From the first episode, it felt like Happy Ending Romance was trying too hard to make Jung Hyun the antagonist, making him appear selfish and manipulative while seemingly washing Jung Woo’s hands of any wrongdoing. The series sets itself up more like a reason to break up than a sacrificial love story about two men who made a choice that destroyed them both emotionally. By doing this, the series sets the stage for a frustrating week-to-week watch where something doesn’t feel quite right. 

I applaud the writers for this. In reality, we are always quick to blame one person in a relationship. Sometimes, one person is the issue, but in most cases, there’s a deeper underlying reason why a relationship doesn’t work. By giving up his name, Jung Hyun made a choice he had to live with for the man he loved and then had to break free of in a way that didn’t hurt anyone, even if that meant being villainized in the process. 

In the end, both Jung Woo and Jung Hyun carried the same lie, but it was Jung Hyun who revealed the truth, consequences be damned. We don’t always make the right choices in the heat of the moment, leaving us with harder decisions to make later. The true test of character isn’t in our past choices or mistakes but in what we do with those choices/mistakes in the future. 

Happy Ending Romance is an excellent example that we should only judge someone with the whole truth to work with. Jung Hyun and Jung Woo made a choice together. Both gave up their names. Both took them back. Jung Hyun kept his promise and took the heat for a lie he didn’t carry alone. He gave up his name out of love and then lost himself in the shame of wearing a mask. 

But only he got the heat for that. 

While Jung Woo is surrounded by love, encouragement, and obsessive affection, Jung Hyun is left toeing the line of their lie while being attacked from all sides. While how he tried to protect Jung Woo wasn’t the best and made it reasonably apparent why he was villainized, it’s also important to remember that, like Jung Woo, he lost his dream. And in the process, he also lost the man he loved. 

Ultimately, he took back his dream, and the writer in me cried for him.

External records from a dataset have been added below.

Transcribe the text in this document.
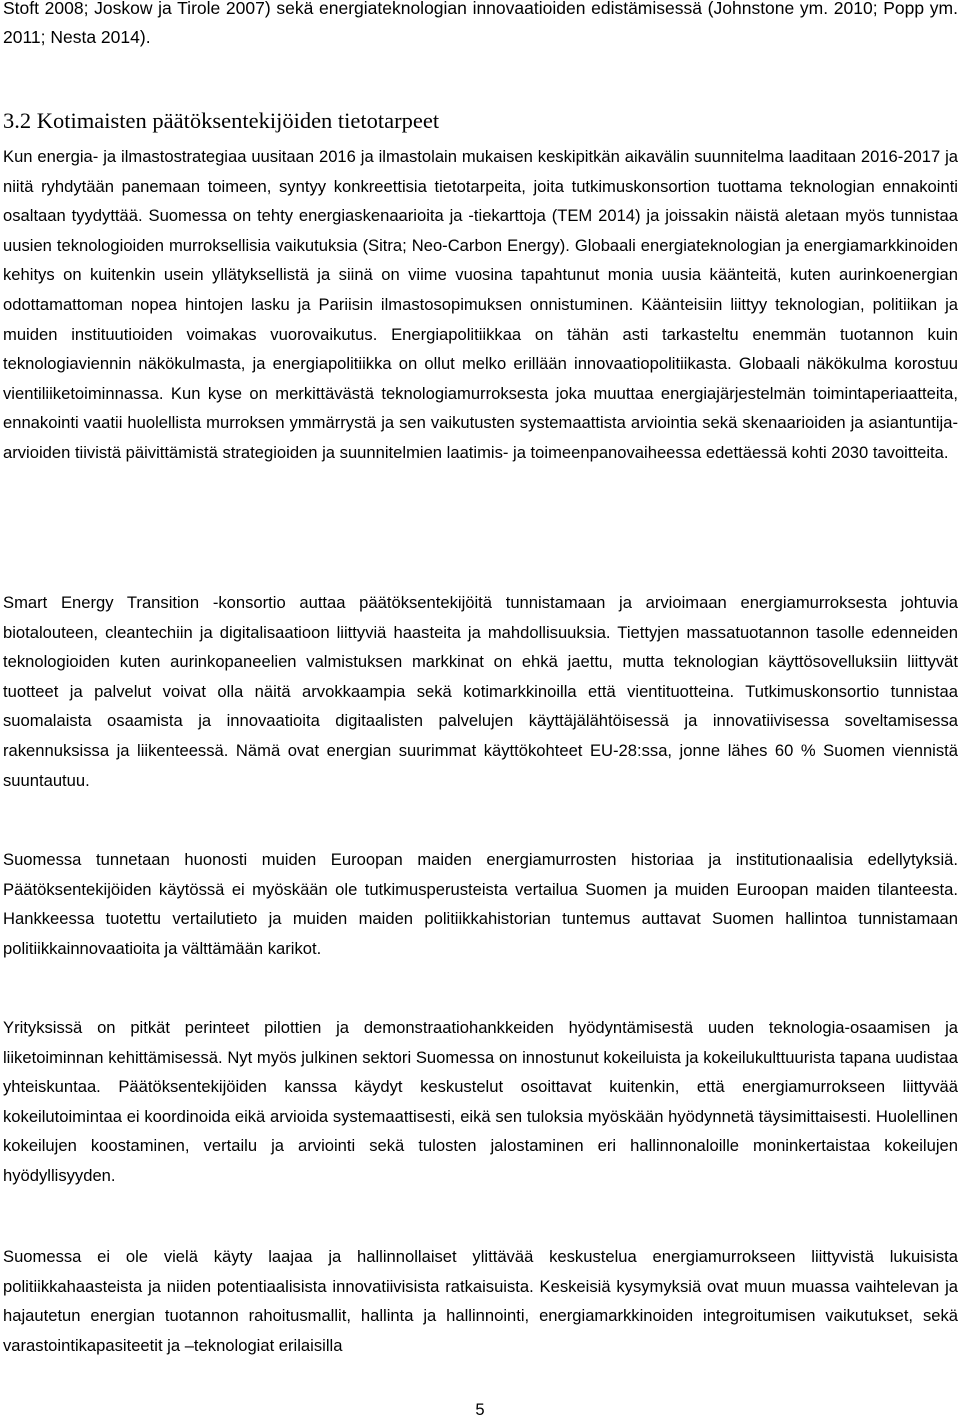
Stoft 2008; Joskow ja Tirole 2007) sekä energiateknologian innovaatioiden edistämisessä (Johnstone ym. 2010; Popp ym. 2011; Nesta 2014).
3.2 Kotimaisten päätöksentekijöiden tietotarpeet
Kun energia- ja ilmastostrategiaa uusitaan 2016 ja ilmastolain mukaisen keskipitkän aikavälin suunnitelma laaditaan 2016-2017 ja niitä ryhdytään panemaan toimeen, syntyy konkreettisia tietotarpeita, joita tutkimuskonsortion tuottama teknologian ennakointi osaltaan tyydyttää. Suomessa on tehty energiaskenaarioita ja -tiekarttoja (TEM 2014) ja joissakin näistä aletaan myös tunnistaa uusien teknologioiden murroksellisia vaikutuksia (Sitra; Neo-Carbon Energy). Globaali energiateknologian ja energiamarkkinoiden kehitys on kuitenkin usein yllätyksellistä ja siinä on viime vuosina tapahtunut monia uusia käänteitä, kuten aurinkoenergian odottamattoman nopea hintojen lasku ja Pariisin ilmastosopimuksen onnistuminen. Käänteisiin liittyy teknologian, politiikan ja muiden instituutioiden voimakas vuorovaikutus. Energiapolitiikkaa on tähän asti tarkasteltu enemmän tuotannon kuin teknologiaviennin näkökulmasta, ja energiapolitiikka on ollut melko erillään innovaatiopolitiikasta. Globaali näkökulma korostuu vientiliiketoiminnassa. Kun kyse on merkittävästä teknologiamurroksesta joka muuttaa energiajärjestelmän toimintaperiaatteita, ennakointi vaatii huolellista murroksen ymmärrystä ja sen vaikutusten systemaattista arviointia sekä skenaarioiden ja asiantuntija-arvioiden tiivistä päivittämistä strategioiden ja suunnitelmien laatimis- ja toimeenpanovaiheessa edettäessä kohti 2030 tavoitteita.
Smart Energy Transition -konsortio auttaa päätöksentekijöitä tunnistamaan ja arvioimaan energiamurroksesta johtuvia biotalouteen, cleantechiin ja digitalisaatioon liittyviä haasteita ja mahdollisuuksia. Tiettyjen massatuotannon tasolle edenneiden teknologioiden kuten aurinkopaneelien valmistuksen markkinat on ehkä jaettu, mutta teknologian käyttösovelluksiin liittyvät tuotteet ja palvelut voivat olla näitä arvokkaampia sekä kotimarkkinoilla että vientituotteina. Tutkimuskonsortio tunnistaa suomalaista osaamista ja innovaatioita digitaalisten palvelujen käyttäjälähtöisessä ja innovatiivisessa soveltamisessa rakennuksissa ja liikenteessä. Nämä ovat energian suurimmat käyttökohteet EU-28:ssa, jonne lähes 60 % Suomen viennistä suuntautuu.
Suomessa tunnetaan huonosti muiden Euroopan maiden energiamurrosten historiaa ja institutionaalisia edellytyksiä. Päätöksentekijöiden käytössä ei myöskään ole tutkimusperusteista vertailua Suomen ja muiden Euroopan maiden tilanteesta. Hankkeessa tuotettu vertailutieto ja muiden maiden politiikkahistorian tuntemus auttavat Suomen hallintoa tunnistamaan politiikkainnovaatioita ja välttämään karikot.
Yrityksissä on pitkät perinteet pilottien ja demonstraatiohankkeiden hyödyntämisestä uuden teknologia-osaamisen ja liiketoiminnan kehittämisessä. Nyt myös julkinen sektori Suomessa on innostunut kokeiluista ja kokeilukulttuurista tapana uudistaa yhteiskuntaa. Päätöksentekijöiden kanssa käydyt keskustelut osoittavat kuitenkin, että energiamurrokseen liittyvää kokeilutoimintaa ei koordinoida eikä arvioida systemaattisesti, eikä sen tuloksia myöskään hyödynnetä täysimittaisesti. Huolellinen kokeilujen koostaminen, vertailu ja arviointi sekä tulosten jalostaminen eri hallinnonaloille moninkertaistaa kokeilujen hyödyllisyyden.
Suomessa ei ole vielä käyty laajaa ja hallinnollaiset ylittävää keskustelua energiamurrokseen liittyvistä lukuisista politiikkahaasteista ja niiden potentiaalisista innovatiivisista ratkaisuista. Keskeisiä kysymyksiä ovat muun muassa vaihtelevan ja hajautetun energian tuotannon rahoitusmallit, hallinta ja hallinnointi, energiamarkkinoiden integroitumisen vaikutukset, sekä varastointikapasiteetit ja –teknologiat erilaisilla
5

If the person I loved were a writer who lost everything, a writer who I thought couldn’t recover mentally from the stress, I would have made the same choice as Jung Hyun. I would have given up my name for them, even knowing it was not a wise decision. No one wants to lose the person they love to depression. Jung Hyun felt like he was saving Jung Woo, but instead, he was leading them both down a path of mutual destruction and spiraling depression. 

The happy ending in this drama isn’t a Jung Woo and Tae Young endgame. The happy ending stems from Jung Woo and Jung Hyun taking back their identities. I found I was more satisfied in that ending than I was in the romance I admittedly lost interest in. 

Happy Ending Romance is a well written story about human nature and the hard choices we make out of love that can end up detrimental to a relationship and ourselves. Kudos to the director, cast, crew, and writers behind it. 

For an impressive, realistic story about human nature, love, and the pursuit of dreams, check out Happy Ending Romance on Viki and Gagaoolala.